Aber die Tabakkonzerne haben zumindest ein Ziel, deshalb haben sie sich schon wieder auf den Weg gemacht, währendem wir immer noch auf dem Rundweg sind oder am Posten Kringel dampfen. Was wir mit Sicherheit sagen können, obwohl wir unser eigenes Ziel vielleicht noch gar nicht kennen: Die Tabakhersteller haben nicht das gleiche Ziel wie wir. Ihr Ziel sind Dual User, zu jedem Zeitpunkt das richtige Produkt aus dem Hause Philip Morris. Zuhause die Pyros, im Kino die elektrische Variante. Keine Einschränkungen mehr durch Rauchverbote oder Gestank, sondern jederzeit den volle Genuss und den Hauch der grossen Freiheit. Ungefähr so wird's auf ihren künftigen Plakaten stehen.

Das ist nicht unser Ziel und deshalb müssen wir einen anderen Weg einschlagen. Einen gewundenen, verschlungenen, oftmals auch steilen Weg. Wir haben weder die Mittel noch die Baumaschinen der Tabakmultis, mit denen sie sich ihren Weg planieren können. Die Politik wird uns begleiten auf unserem Weg und uns immer wieder Steine zwischen die Füsse werfen, damit wir doch auf den schön breiten, geteerten Weg der Tabakfirmen einschwenken. Tun wir aber nicht. Wir gehen unseren Weg stoisch weiter.

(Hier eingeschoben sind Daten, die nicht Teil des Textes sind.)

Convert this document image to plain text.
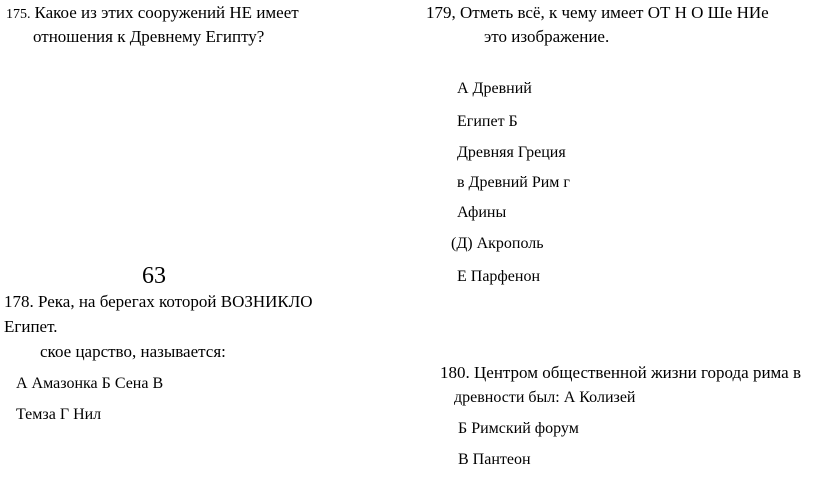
175. Какое из этих сооружений НЕ имеет
отношения к Древнему Египту?
63
178. Река, на берегах которой ВОЗНИКЛО
Египет.
ское царство, называется:
А Амазонка Б Сена В
Темза Г Нил
179, Отметь всё, к чему имеет ОТ Н О Ше НИе
это изображение.
А Древний
Египет Б
Древняя Греция
в Древний Рим г
Афины
(Д) Акрополь
Е Парфенон
180. Центром общественной жизни города рима в
древности был: А Колизей
Б Римский форум
В Пантеон
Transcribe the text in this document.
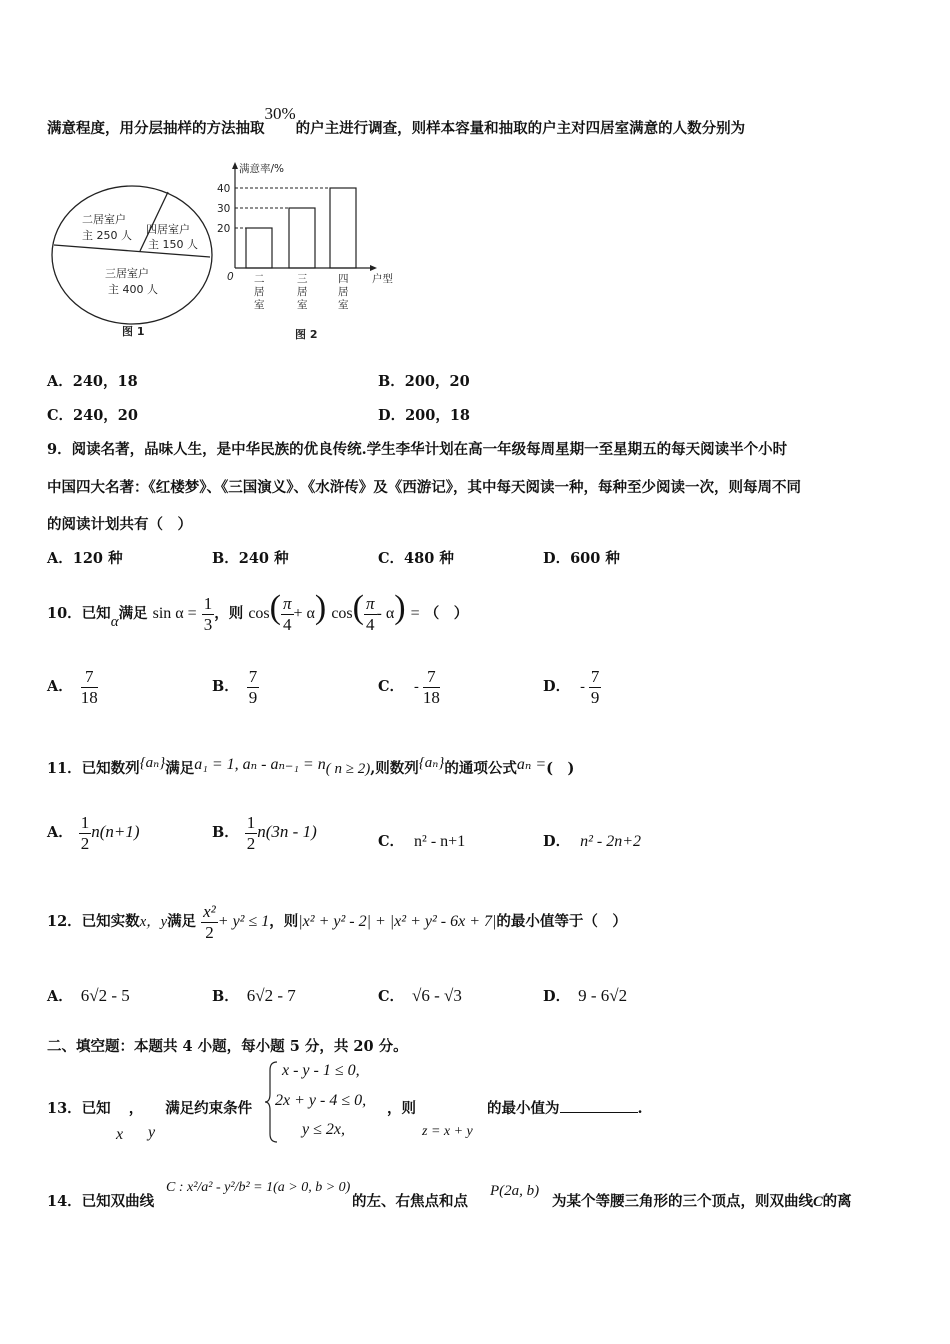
满意程度，用分层抽样的方法抽取30%的户主进行调查，则样本容量和抽取的户主对四居室满意的人数分别为
二居室户
主 250 人 四居室户
主 150 人
三居室户
主 400 人
图 1
满意率/%
户型
0
20
二
居
室
30
三
居
室
40
四
居
室
图 2
A．240，18	B．200，20
C．240，20	D．200，18
9．阅读名著，品味人生，是中华民族的优良传统.学生李华计划在高一年级每周星期一至星期五的每天阅读半个小时
中国四大名著：《红楼梦》、《三国演义》、《水浒传》及《西游记》，其中每天阅读一种，每种至少阅读一次，则每周不同
的阅读计划共有（　）
A．120 种	B．240 种	C．480 种	D．600 种
10．已知α满足 $\sin \alpha = \frac{1}{3}$ ，则 $\cos( \frac{\pi}{4} + \alpha)$ $\cos( \frac{\pi}{4} - \alpha)$ = （　）
A． $\frac{7}{18}$	B． $\frac{7}{9}$	C． - $\frac{7}{18}$	D． - $\frac{7}{9}$
11．已知数列{aₙ}满足a₁ = 1, aₙ - aₙ₋₁ = n( n ≥ 2),则数列{aₙ}的通项公式aₙ =(　)
A． $\frac{1}{2} n(n+1)$	B． $\frac{1}{2} n(3n - 1)$
C． n² - n+1	D． n² - 2n+2
12．已知实数x，y满足 $\frac{\text{x²}}{2} + y^2 \le 1$，则|x² + y² - 2| + |x² + y² - 6x + 7|的最小值等于（　）
A． 6√2 - 5	B． 6√2 - 7	C． √6 - √3	D． 9 - 6√2
二、填空题：本题共 4 小题，每小题 5 分，共 20 分。
13．已知 ， 满足约束条件
x y
x - y - 1 ≤ 0,
2x + y - 4 ≤ 0,
y ≤ 2x,
，则
z = x + y
的最小值为	.
14．已知双曲线
C : x²/a² - y²/b² = 1(a > 0, b > 0)
的左、右焦点和点
P(2a, b)
为某个等腰三角形的三个顶点，则双曲线C的离
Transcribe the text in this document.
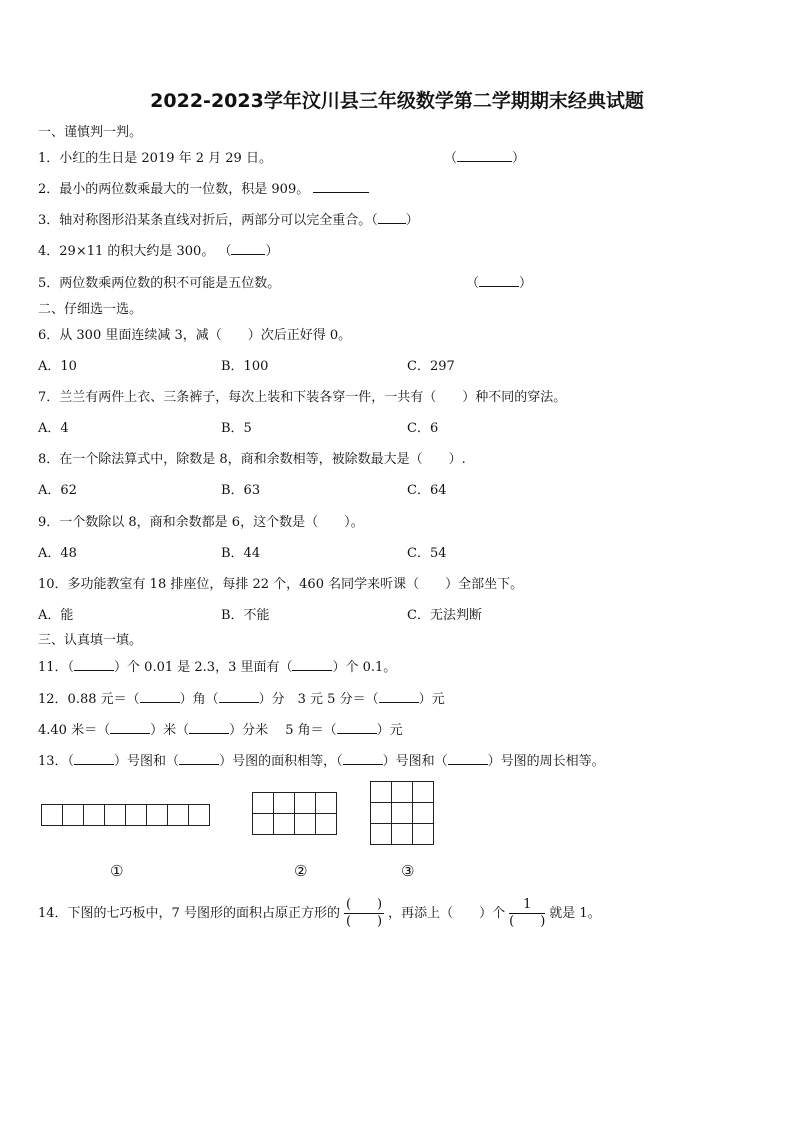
2022-2023学年汶川县三年级数学第二学期期末经典试题
一、谨慎判一判。
1．小红的生日是 2019 年 2 月 29 日。	（	）
2．最小的两位数乘最大的一位数，积是 909。
3．轴对称图形沿某条直线对折后，两部分可以完全重合。（ ）
4．29×11 的积大约是 300。 （	）
5．两位数乘两位数的积不可能是五位数。	（	）
二、仔细选一选。
6．从 300 里面连续减 3，减（　　）次后正好得 0。
A．10	B．100	C．297
7．兰兰有两件上衣、三条裤子，每次上装和下装各穿一件，一共有（　　）种不同的穿法。
A．4	B．5	C．6
8．在一个除法算式中，除数是 8，商和余数相等，被除数最大是（　　）.
A．62	B．63	C．64
9．一个数除以 8，商和余数都是 6，这个数是（　　）。
A．48	B．44	C．54
10．多功能教室有 18 排座位，每排 22 个，460 名同学来听课（　　）全部坐下。
A．能	B．不能	C．无法判断
三、认真填一填。
11．（	）个 0.01 是 2.3，3 里面有（	）个 0.1。
12．0.88 元＝（	）角（	）分　3 元 5 分＝（	）元
4.40 米＝（	）米（	）分米　 5 角＝（	）元
13．（	）号图和（	）号图的面积相等，（	）号图和（	）号图的周长相等。

①	②	③
14．下图的七巧板中，7 号图形的面积占原正方形的 $\frac{( )}{( )}$ ，再添上（　　）个 $\frac{1}{( )}$ 就是 1。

Unter diesen Vorzeichen erwartet uns ein spannendes und anspruchsvolles neues Jahr. Ich wünsche mir viel echte Innovation und Neuerungen, die uns resp. das Dampfen weiterbringen. Und Euch allen wünsche ich wunderbare Festtage und einen guten Rutsch ins neue Jahr!

In diesem Sinne, gehabt Euch wohl und allzeit gut Dampf!